Actions ou obligations : comment choisir selon votre profil et vos objectifs ?

Le débat ne s’éteint jamais : faut-il miser sur les actions ou sur les obligations ? Tout dépend du profil de l’investisseur et de la composition de son patrimoine. Ceux qui visent la croissance sur le long terme se tournent généralement vers les actions. Elles promettent un rendement supérieur, mais il faut accepter la volatilité et les revers inévitables du marché. À l’opposé, les obligations rassurent par la stabilité et la régularité des revenus, un atout pour préparer la retraite ou sécuriser une partie du portefeuille.

Voici comment distinguer les usages de chaque classe d’actifs :

  • Actions : à privilégier si l’on accepte le risque et que l’on cherche de la performance sur plusieurs années. Elles restent sensibles aux cycles économiques et à la santé des entreprises. La gestion, qu’elle soit active ou via des ETF, permet d’ajuster le curseur selon l’évolution des marchés.
  • Obligations : pour ceux qui recherchent la stabilité, la prévisibilité et la protection contre les secousses. Idéales en complément d’une assurance vie ou d’un PEA, elles atténuent la volatilité des actions.

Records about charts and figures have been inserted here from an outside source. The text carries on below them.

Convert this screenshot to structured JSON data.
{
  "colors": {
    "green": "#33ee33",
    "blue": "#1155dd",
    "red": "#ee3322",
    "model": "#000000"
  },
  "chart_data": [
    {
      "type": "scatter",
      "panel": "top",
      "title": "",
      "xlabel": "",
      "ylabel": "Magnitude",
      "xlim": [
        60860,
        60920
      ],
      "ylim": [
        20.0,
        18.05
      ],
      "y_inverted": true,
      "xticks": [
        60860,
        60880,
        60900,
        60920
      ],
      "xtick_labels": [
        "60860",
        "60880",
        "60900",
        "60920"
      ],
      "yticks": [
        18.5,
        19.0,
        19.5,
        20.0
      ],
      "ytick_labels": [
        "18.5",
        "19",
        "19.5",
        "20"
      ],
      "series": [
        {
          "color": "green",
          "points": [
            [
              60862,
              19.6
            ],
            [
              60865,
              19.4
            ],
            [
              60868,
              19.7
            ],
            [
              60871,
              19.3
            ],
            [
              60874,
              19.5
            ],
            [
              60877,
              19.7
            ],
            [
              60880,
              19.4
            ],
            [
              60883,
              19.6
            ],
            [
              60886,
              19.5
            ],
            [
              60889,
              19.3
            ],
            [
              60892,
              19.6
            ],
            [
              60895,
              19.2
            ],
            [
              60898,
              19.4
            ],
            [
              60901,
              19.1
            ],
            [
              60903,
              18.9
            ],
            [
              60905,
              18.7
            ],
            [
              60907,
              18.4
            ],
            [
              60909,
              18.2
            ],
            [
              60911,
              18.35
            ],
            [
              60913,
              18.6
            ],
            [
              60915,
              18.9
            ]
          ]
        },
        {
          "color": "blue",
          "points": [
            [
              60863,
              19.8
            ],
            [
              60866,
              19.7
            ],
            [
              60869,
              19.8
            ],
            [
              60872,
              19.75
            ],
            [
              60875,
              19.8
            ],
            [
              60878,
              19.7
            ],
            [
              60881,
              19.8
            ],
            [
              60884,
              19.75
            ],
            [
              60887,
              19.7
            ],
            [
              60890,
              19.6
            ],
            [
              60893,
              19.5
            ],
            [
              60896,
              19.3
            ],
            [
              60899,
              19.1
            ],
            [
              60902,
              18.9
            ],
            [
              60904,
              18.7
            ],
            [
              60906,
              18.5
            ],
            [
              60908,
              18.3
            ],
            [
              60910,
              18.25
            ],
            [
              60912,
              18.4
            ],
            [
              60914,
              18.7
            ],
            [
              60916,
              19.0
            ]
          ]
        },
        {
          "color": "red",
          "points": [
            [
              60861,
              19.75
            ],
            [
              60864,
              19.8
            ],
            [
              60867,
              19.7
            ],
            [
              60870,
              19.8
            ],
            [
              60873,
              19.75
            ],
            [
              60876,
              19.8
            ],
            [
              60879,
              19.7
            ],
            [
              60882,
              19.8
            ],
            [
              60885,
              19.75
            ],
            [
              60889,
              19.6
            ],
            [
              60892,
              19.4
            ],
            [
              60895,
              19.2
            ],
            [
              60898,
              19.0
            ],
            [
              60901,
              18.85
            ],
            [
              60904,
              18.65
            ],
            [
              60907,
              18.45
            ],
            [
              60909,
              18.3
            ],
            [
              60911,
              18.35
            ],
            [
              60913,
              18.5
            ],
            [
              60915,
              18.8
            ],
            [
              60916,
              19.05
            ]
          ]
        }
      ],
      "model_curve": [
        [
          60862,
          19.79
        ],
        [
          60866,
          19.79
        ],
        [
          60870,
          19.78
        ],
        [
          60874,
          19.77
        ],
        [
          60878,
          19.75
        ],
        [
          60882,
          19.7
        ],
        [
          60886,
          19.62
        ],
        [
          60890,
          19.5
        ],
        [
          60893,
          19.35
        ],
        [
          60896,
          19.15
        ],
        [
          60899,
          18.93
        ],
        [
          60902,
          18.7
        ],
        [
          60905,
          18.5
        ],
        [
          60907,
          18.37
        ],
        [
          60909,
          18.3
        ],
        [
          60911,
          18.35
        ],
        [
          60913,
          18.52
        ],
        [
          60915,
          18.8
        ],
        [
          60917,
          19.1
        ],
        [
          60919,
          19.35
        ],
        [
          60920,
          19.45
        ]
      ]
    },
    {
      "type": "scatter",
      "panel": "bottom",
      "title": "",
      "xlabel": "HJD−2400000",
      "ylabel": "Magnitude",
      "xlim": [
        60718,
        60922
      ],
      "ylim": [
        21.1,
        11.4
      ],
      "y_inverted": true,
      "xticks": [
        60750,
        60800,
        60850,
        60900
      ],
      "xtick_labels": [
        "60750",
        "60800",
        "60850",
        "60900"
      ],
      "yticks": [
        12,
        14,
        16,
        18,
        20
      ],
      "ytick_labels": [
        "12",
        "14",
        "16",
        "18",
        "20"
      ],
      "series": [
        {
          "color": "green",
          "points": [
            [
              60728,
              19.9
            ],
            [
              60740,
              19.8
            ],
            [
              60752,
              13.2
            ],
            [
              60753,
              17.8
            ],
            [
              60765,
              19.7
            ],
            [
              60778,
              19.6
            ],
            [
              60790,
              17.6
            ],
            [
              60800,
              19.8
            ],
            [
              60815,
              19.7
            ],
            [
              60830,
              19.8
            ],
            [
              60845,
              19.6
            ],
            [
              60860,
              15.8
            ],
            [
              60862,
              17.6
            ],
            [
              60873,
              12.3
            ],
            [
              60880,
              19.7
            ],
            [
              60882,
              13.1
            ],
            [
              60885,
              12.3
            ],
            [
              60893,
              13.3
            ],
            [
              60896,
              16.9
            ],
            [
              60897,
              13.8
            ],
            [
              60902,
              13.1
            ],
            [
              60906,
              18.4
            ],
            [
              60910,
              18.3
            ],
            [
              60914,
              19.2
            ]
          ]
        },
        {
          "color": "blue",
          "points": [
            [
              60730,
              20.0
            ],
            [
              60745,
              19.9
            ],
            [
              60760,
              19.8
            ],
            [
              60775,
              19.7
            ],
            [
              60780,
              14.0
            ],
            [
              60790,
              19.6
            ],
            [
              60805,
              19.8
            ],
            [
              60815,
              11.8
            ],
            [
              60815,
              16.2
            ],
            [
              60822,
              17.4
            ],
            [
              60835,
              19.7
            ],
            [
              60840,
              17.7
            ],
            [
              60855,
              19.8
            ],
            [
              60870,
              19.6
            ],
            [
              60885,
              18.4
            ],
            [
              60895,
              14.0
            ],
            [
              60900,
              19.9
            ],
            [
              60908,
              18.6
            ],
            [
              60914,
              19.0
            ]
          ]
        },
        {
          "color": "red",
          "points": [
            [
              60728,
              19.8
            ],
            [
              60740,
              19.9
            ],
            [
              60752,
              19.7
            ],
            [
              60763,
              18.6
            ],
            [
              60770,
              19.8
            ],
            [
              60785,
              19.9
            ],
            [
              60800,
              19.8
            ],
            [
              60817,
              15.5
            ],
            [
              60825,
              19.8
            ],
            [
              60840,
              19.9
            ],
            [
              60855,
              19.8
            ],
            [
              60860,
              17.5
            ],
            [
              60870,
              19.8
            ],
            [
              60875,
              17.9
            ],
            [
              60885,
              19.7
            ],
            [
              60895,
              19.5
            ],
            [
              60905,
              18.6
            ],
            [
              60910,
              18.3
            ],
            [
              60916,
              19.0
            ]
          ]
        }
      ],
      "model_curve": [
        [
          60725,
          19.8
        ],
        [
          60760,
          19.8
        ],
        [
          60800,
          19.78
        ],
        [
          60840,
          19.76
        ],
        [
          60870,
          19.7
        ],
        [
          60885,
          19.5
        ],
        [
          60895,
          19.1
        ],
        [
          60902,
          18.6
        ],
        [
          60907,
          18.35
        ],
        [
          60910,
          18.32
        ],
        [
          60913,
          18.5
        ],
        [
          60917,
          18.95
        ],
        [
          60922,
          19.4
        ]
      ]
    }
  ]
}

L’horizon de placement et la capacité à encaisser les fluctuations doivent guider le choix. Un investisseur à l’aise avec les soubresauts du marché saura patienter plusieurs années pour lisser les variations. Un profil plus prudent renforcera la part d’obligations, quitte à accepter un rendement moindre pour plus de sérénité. Tout l’enjeu : construire une allocation sur-mesure, fidèle à ses objectifs et à sa vision du long terme.